El teatro podemita de Cifuentes trata de dar cobertura al punto débil más folclórico del PP, que es la legitimidad democrática. Cifuentes se luce y de paso introduce la discrepancia como si fuera una vacuna. El negocio es banal pero perfecto, y muy propio de los políticos de revista rosa que viven del futuro de los electores, igual como los banqueros de antes de la crisis vivieron del dinero de sus clientes.

El problema del PP no es la democracia, sino que ha destruido la izquierda para conservar el poder y controlar la respuesta del Estado a Catalunya. La idea de la independencia despierta tantos fantasmas y resulta tan inconcebible que Rajoy ha conseguido hacer creer a los españoles que es un gran conservador, cuando justamente se ha comportado como un heredero hedonista, hipotecando el futuro y desertizando el presente.

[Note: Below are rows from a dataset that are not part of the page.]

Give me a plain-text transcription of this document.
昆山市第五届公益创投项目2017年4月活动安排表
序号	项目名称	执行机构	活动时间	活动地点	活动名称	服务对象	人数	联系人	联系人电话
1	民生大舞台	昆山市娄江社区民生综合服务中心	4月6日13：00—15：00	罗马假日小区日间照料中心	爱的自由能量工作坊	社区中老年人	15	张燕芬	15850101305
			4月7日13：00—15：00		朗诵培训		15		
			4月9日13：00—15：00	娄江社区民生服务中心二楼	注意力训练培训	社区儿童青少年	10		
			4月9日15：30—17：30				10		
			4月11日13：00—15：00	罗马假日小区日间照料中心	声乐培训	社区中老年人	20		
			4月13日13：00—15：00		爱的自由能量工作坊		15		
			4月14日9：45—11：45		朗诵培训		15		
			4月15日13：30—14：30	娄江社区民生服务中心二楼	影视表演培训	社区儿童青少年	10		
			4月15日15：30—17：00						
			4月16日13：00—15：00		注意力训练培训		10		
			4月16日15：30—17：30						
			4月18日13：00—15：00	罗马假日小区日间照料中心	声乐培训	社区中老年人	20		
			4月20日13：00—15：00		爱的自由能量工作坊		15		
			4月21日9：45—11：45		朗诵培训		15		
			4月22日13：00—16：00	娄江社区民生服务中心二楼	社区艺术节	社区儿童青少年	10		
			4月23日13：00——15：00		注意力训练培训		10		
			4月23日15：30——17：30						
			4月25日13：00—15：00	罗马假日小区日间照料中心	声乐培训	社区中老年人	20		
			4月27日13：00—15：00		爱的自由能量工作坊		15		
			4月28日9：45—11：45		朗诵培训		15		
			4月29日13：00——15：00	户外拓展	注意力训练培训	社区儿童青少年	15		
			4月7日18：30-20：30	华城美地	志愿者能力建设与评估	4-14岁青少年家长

Aznar es el único que parece ver que la deriva socialdemócrata del PP empobrece a la política española en un momento importantísimo, en el cual se ven nubarrones en el horizonte y el problema catalán se europeíza. Aunque dice lo contrario, es posible que piense que la única forma de controlar las tentaciones de su partido de aprovecharse de la situación de Catalunya sea crear otra formación más a la derecha, que condicione el arco parlamentario español y de paso ponga Ciudadanos bajo una órbita más madrileña.

Hasta ahora Rajoy ha gobernado como Franco, aprovechando el miedo que los adversarios tienen al Estado para folclorizarlos. El problema es que sin una oposición que lo justifique, Rajoy puede acabar consumido por su propio carácter resistencialista. De momento, tiene gracia que el PP se vaya convirtiendo en aquel Partido del Presidente que tantos creían que acabaría liderando Artur Mas, cuando el procesismo controlaba a los partidarios de la autodeterminación.